Appeals court overturns drug conviction, criticizes judge
HELENA (AP) — A federal appeals court has overturned a pair of drug convictions and a 30-year prison sentence for a Minot, North Dakota man, ruling a federal judge in Montana made critical mistakes.
The three-member panel of the 9th U.S. Circuit Court of Appeals said U.S. District Judge Sam Haddon erred in rejecting a plea agreement and did not allow defendant Lloyd Nickle to cross examine co-defendants about plea agreements that could have meant reduced sentences for them.
The panel remanded Nickle’s case to a judge other than Haddon.
The circuit judges found Haddon erred in rejecting the plea agreement after finding Nickle would not, in his own words, describe his role in a drug conspiracy.
Nickle had agreed to plead guilty to conspiracy to possess methamphetamine with intent to distribute involving 50 grams of the drug. In exchange, prosecutors would recommend he be sentenced on the low end of the federal guidelines of between five and 40 years.
“He admitted to all of the elements of the offense for purposes of taking the guilty plea,” defense attorney Palmer Hoovestal said during oral arguments on the case in Seattle in October 2015. Hoovestal added that he thought Nickle was reserving his right to contest the amount of drugs he would be held responsible for at sentencing.

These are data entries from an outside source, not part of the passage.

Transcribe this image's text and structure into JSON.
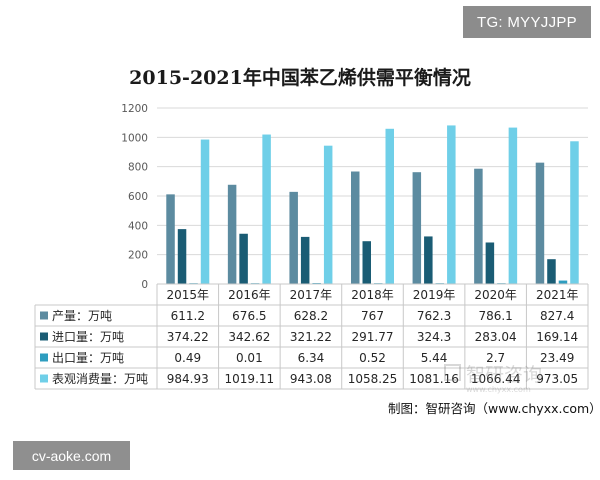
{
  "badges": {
    "tg": "TG: MYYJJPP",
    "footer": "cv-aoke.com"
  },
  "source_text": "制图：智研咨询（www.chyxx.com）",
  "watermark": {
    "cn": "智研咨询",
    "url": "www.chyxx.com"
  },
  "chart_data": {
    "type": "bar",
    "title": "2015-2021年中国苯乙烯供需平衡情况",
    "categories": [
      "2015年",
      "2016年",
      "2017年",
      "2018年",
      "2019年",
      "2020年",
      "2021年"
    ],
    "ylim": [
      0,
      1200
    ],
    "yticks": [
      "0",
      "200",
      "400",
      "600",
      "800",
      "1000",
      "1200"
    ],
    "grid": true,
    "legend": "table-below",
    "series": [
      {
        "name": "产量：万吨",
        "color": "#5c8ba0",
        "values": [
          611.2,
          676.5,
          628.2,
          767,
          762.3,
          786.1,
          827.4
        ],
        "labels": [
          "611.2",
          "676.5",
          "628.2",
          "767",
          "762.3",
          "786.1",
          "827.4"
        ]
      },
      {
        "name": "进口量：万吨",
        "color": "#1a5c74",
        "values": [
          374.22,
          342.62,
          321.22,
          291.77,
          324.3,
          283.04,
          169.14
        ],
        "labels": [
          "374.22",
          "342.62",
          "321.22",
          "291.77",
          "324.3",
          "283.04",
          "169.14"
        ]
      },
      {
        "name": "出口量：万吨",
        "color": "#2e9dbf",
        "values": [
          0.49,
          0.01,
          6.34,
          0.52,
          5.44,
          2.7,
          23.49
        ],
        "labels": [
          "0.49",
          "0.01",
          "6.34",
          "0.52",
          "5.44",
          "2.7",
          "23.49"
        ]
      },
      {
        "name": "表观消费量：万吨",
        "color": "#6fcfe8",
        "values": [
          984.93,
          1019.11,
          943.08,
          1058.25,
          1081.16,
          1066.44,
          973.05
        ],
        "labels": [
          "984.93",
          "1019.11",
          "943.08",
          "1058.25",
          "1081.16",
          "1066.44",
          "973.05"
        ]
      }
    ]
  }
}
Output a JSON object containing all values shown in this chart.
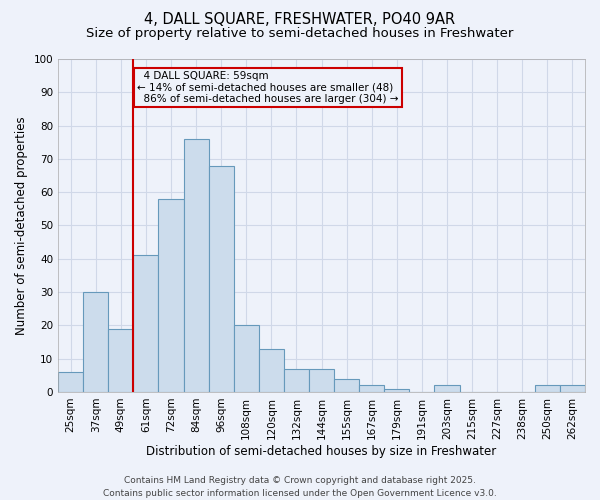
{
  "title": "4, DALL SQUARE, FRESHWATER, PO40 9AR",
  "subtitle": "Size of property relative to semi-detached houses in Freshwater",
  "xlabel": "Distribution of semi-detached houses by size in Freshwater",
  "ylabel": "Number of semi-detached properties",
  "categories": [
    "25sqm",
    "37sqm",
    "49sqm",
    "61sqm",
    "72sqm",
    "84sqm",
    "96sqm",
    "108sqm",
    "120sqm",
    "132sqm",
    "144sqm",
    "155sqm",
    "167sqm",
    "179sqm",
    "191sqm",
    "203sqm",
    "215sqm",
    "227sqm",
    "238sqm",
    "250sqm",
    "262sqm"
  ],
  "values": [
    6,
    30,
    19,
    41,
    58,
    76,
    68,
    20,
    13,
    7,
    7,
    4,
    2,
    1,
    0,
    2,
    0,
    0,
    0,
    2,
    2
  ],
  "bar_color": "#ccdcec",
  "bar_edge_color": "#6699bb",
  "background_color": "#eef2fa",
  "grid_color": "#d0d8e8",
  "ylim": [
    0,
    100
  ],
  "yticks": [
    0,
    10,
    20,
    30,
    40,
    50,
    60,
    70,
    80,
    90,
    100
  ],
  "marker_line_index": 3,
  "marker_label": "4 DALL SQUARE: 59sqm",
  "pct_smaller": "14% of semi-detached houses are smaller (48)",
  "pct_larger": "86% of semi-detached houses are larger (304)",
  "annotation_box_color": "#cc0000",
  "footer": "Contains HM Land Registry data © Crown copyright and database right 2025.\nContains public sector information licensed under the Open Government Licence v3.0.",
  "title_fontsize": 10.5,
  "subtitle_fontsize": 9.5,
  "label_fontsize": 8.5,
  "tick_fontsize": 7.5,
  "annot_fontsize": 7.5,
  "footer_fontsize": 6.5
}
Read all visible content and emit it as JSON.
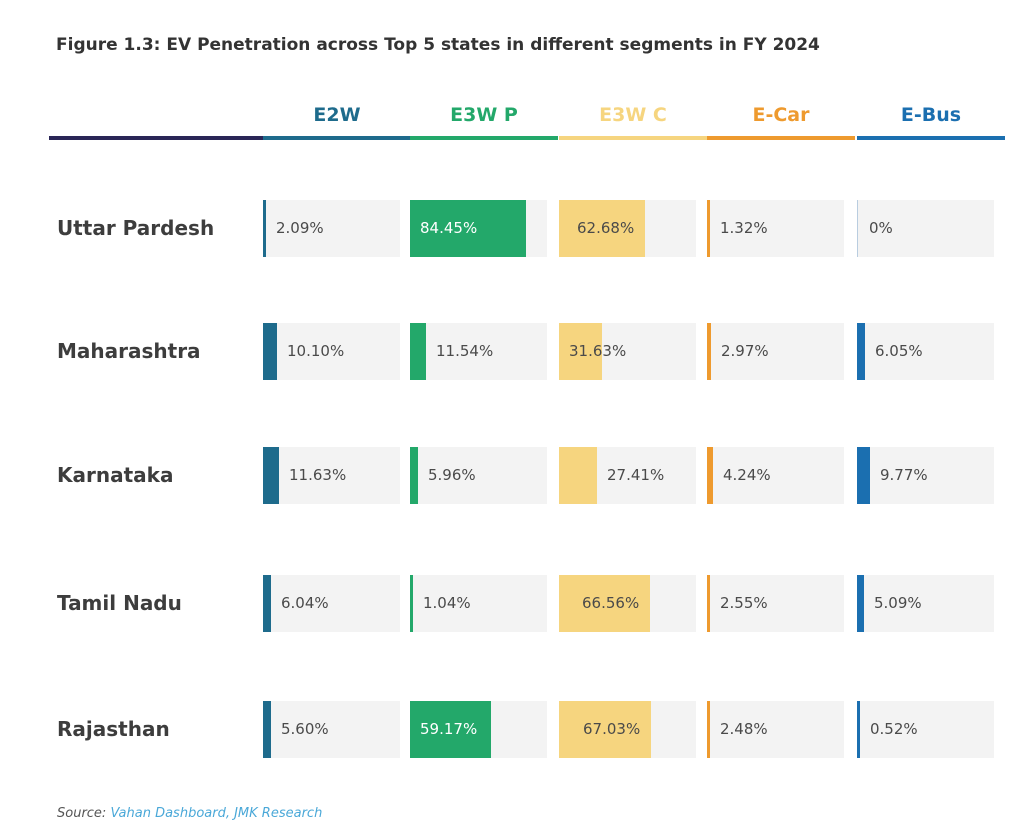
{
  "title": "Figure 1.3: EV Penetration across Top 5 states in different segments in FY 2024",
  "source_label": "Source:",
  "source_text": "Vahan Dashboard, JMK Research",
  "chart_data": {
    "type": "bar",
    "title": "Figure 1.3: EV Penetration across Top 5 states in different segments in FY 2024",
    "xlim": [
      0,
      100
    ],
    "categories": [
      "Uttar Pardesh",
      "Maharashtra",
      "Karnataka",
      "Tamil Nadu",
      "Rajasthan"
    ],
    "series": [
      {
        "name": "E2W",
        "color": "#1e6b8c",
        "values": [
          2.09,
          10.1,
          11.63,
          6.04,
          5.6
        ],
        "labels": [
          "2.09%",
          "10.10%",
          "11.63%",
          "6.04%",
          "5.60%"
        ]
      },
      {
        "name": "E3W P",
        "color": "#23a86a",
        "values": [
          84.45,
          11.54,
          5.96,
          1.04,
          59.17
        ],
        "labels": [
          "84.45%",
          "11.54%",
          "5.96%",
          "1.04%",
          "59.17%"
        ]
      },
      {
        "name": "E3W C",
        "color": "#f6d57f",
        "values": [
          62.68,
          31.63,
          27.41,
          66.56,
          67.03
        ],
        "labels": [
          "62.68%",
          "31.63%",
          "27.41%",
          "66.56%",
          "67.03%"
        ]
      },
      {
        "name": "E-Car",
        "color": "#ee9a2e",
        "values": [
          1.32,
          2.97,
          4.24,
          2.55,
          2.48
        ],
        "labels": [
          "1.32%",
          "2.97%",
          "4.24%",
          "2.55%",
          "2.48%"
        ]
      },
      {
        "name": "E-Bus",
        "color": "#1b6fb0",
        "values": [
          0,
          6.05,
          9.77,
          5.09,
          0.52
        ],
        "labels": [
          "0%",
          "6.05%",
          "9.77%",
          "5.09%",
          "0.52%"
        ]
      }
    ]
  }
}
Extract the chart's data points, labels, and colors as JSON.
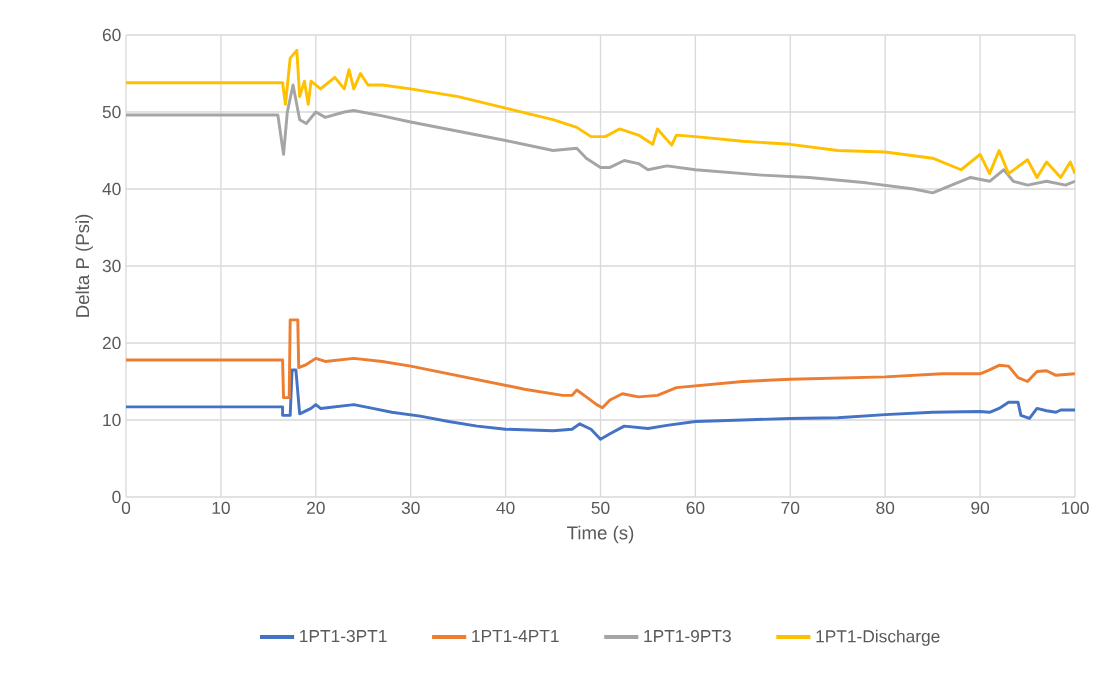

Still Haddon said he wanted to hear the information from Nickle himself.
“That is not the law,” appeals court judge Alex Kozinski said during oral arguments. “That’s the district judge making it up as he goes along.”
The District Court’s error made Nickle significantly worse off, the panel wrote.
Nickle was convicted in June 2014 of conspiracy to possess and possession with intent to distribute methamphetamine — convictions that carried sentences of 10 years to life. He has been in prison since his conviction, the U.S. attorney’s office said.
Because Nickle may want to seek a re-trial, the judges also addressed his inability to question his co-defendants about their plea agreements — an issue the appeals court noted it had already addressed in 2013, in a prior case before Haddon.
“Undaunted ... the district judge this time didn’t merely shut down defense counsel’s valid efforts to vindicate his client’s right to confrontation, he threatened sanctions, saying: ‘Your effort to inject this issue into the case is ... entirely inappropriate, borders on being reprehensible, and I am cautioning you not to repeat it in this courtroom again,’” the judges wrote.
During oral arguments, Justice William Fletcher asked Assistant U.S. Attorney Michael Lahr why he didn’t challenge Haddon’s ruling disallowing defense questions about the plea agreements, adding, “You know darn well that the district judge just made a mistake.”
“Why didn’t you stand up, or one of your team stand up and say, ‘Your honor, I think this cross examination should be allowed,’” Fletcher asked.
Lahr said he was concerned that he might “be next placed in the line of fire.”
Nickle was arrested as part of Project Safe Bakken, an effort to reduce drug trafficking in the oil patches of North Dakota and eastern Montana.